National and regional compliance and regulatory demands, and the growth of cloud and privacy “nationalism”
Cloud has quickly risen to fame, disrupting traditional models of business. The biggest barrier for organisations moving to cloud-hosted operations is security and compliance. At the same time, new technological developments are adding urgency to the need for national and regional compliance as well as regulatory demands.
Cloud compliance has more to do with process management than legal and regulatory issues. Cloud compliance is an extremely important challenge whenever you store regulated or sensitive data in the cloud. There are compliance requirements that apply to all businesses, ranging from financial reporting to security aspects of the specific data centres you are using.
When selecting a cloud solution, ask the provider how they comply with government and industry regulations, and look for certified data centres. Cloud deployment offers many significant benefits to enterprises, ranging from improved IT resource management to more effective strategic and operational initiatives. Without the ability to safeguard virtually deployed data assets, the cloud can become not just a security liability but a compliance nightmare.
Impact on content management
Compliance may be a headache, but companies need to establish governance policies and best practices to put technology to good use. ECM can be leveraged to track and manage documents to comply with regulations.
Putting in place an information management strategy with ECM at centre is a method to address the challenges posed by unstructured information, such as: content storage; effective classification and retrieval; archiving and disposition policies; mitigating legal and compliance risk; and reducing paper usage. Organisations should digitize governance strategies by first eliminating paper and changing everything to digital form. Once information is digitized, look to ECM in relation to the business as a whole, and understand that a well-defined digital strategy can automate processes and mine any policies, research and collaborative capabilities to get value.

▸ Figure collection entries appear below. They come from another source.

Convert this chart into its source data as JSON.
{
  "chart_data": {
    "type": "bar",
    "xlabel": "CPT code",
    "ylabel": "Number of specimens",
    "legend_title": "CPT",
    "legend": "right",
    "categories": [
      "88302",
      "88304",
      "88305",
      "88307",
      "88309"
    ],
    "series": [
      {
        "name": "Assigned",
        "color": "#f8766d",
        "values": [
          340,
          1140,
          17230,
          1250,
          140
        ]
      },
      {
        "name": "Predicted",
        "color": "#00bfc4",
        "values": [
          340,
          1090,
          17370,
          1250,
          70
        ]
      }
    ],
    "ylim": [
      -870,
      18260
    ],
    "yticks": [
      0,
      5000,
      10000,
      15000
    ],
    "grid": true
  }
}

Cloud-first research and development investment strategies
While there is a clear shift among solutions providers to offer cloud-first research and development investment strategies, on-premise hosting is still very much preferred by most providers. There are a multitude of benefits afforded by an on-premise solution – namely, control. Companies that deploy this model enjoy control over all of their systems and data and, perhaps even more importantly, the peace of mind that comes from knowing that critical business infrastructure resides in-house.
Organisations are still wary of cloud security as the data will no longer be on-premises. However, moving data to the cloud will provide better security as it rules out any disaster such as fires and floods. As with any other cloud implementation, moving ECM means that organisations can shift ownership and management of their hardware and software to the cloud provider.

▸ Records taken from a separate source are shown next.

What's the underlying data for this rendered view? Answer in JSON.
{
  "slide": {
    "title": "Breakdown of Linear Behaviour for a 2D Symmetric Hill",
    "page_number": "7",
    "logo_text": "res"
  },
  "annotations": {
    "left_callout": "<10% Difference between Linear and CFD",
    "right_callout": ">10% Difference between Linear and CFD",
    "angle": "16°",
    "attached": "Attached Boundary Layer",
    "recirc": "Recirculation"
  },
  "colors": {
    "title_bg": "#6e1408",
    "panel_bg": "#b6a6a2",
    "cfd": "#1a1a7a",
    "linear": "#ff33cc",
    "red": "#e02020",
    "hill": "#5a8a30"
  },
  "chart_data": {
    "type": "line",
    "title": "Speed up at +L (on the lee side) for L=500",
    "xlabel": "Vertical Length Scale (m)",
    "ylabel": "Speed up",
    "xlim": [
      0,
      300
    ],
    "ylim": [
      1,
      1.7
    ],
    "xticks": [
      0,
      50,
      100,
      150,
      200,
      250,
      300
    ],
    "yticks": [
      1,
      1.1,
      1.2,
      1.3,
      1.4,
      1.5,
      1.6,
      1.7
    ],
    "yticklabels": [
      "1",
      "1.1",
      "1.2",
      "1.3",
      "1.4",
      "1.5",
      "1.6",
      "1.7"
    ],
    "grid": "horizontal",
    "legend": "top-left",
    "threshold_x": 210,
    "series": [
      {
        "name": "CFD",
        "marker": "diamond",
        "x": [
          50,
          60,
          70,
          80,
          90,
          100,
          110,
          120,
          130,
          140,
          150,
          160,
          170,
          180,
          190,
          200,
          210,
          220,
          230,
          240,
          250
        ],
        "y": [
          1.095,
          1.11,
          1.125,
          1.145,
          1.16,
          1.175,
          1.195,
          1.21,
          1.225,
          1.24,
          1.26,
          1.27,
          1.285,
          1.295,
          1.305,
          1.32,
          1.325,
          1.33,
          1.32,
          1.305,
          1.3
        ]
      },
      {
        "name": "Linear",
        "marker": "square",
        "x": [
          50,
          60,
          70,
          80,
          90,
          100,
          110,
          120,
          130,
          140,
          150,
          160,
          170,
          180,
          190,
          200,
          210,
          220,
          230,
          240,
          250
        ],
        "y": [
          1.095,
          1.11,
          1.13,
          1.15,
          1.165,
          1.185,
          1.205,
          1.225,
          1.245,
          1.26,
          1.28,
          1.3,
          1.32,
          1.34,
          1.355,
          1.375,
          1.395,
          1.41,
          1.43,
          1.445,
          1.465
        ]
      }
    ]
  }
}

Impact on content management
Users want content management solutions with a clear cloud strategy. Cloud gives businesses of all sizes the power to immediately purchase hardware and software resources at the click of a button. ECM can propel organisations to automate the availability of resources by scaling up or down as needed and when required. This provides businesses the power to react quickly to opportunities in the market place.

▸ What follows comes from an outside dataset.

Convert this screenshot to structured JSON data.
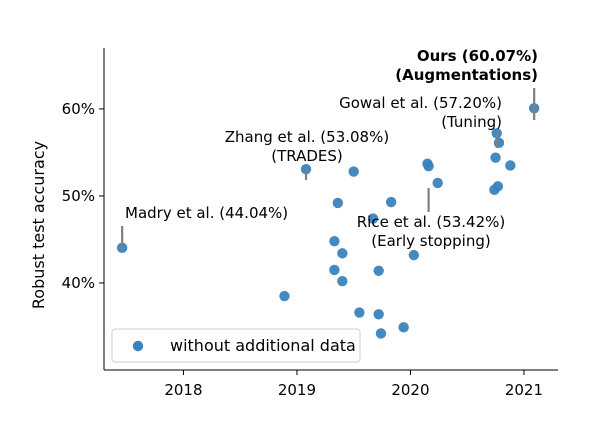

Technology is constantly changing, and ECM is no different. ECM provides a great set of tools and supports technologies that can help achieve great business results through increasing speed of marketing and other operations, mainly through faster access to relevant information. However, emerging trends like the Internet of Things (IoT) around the volume of data needs to be efficiently managed as well as the security threats that come with new technologies. Enterprises will have to navigate the technology trenches and remember that ECM is not a single technology but is an umbrella category that includes a broad spectrum of integrated document, process and analytic capabilities.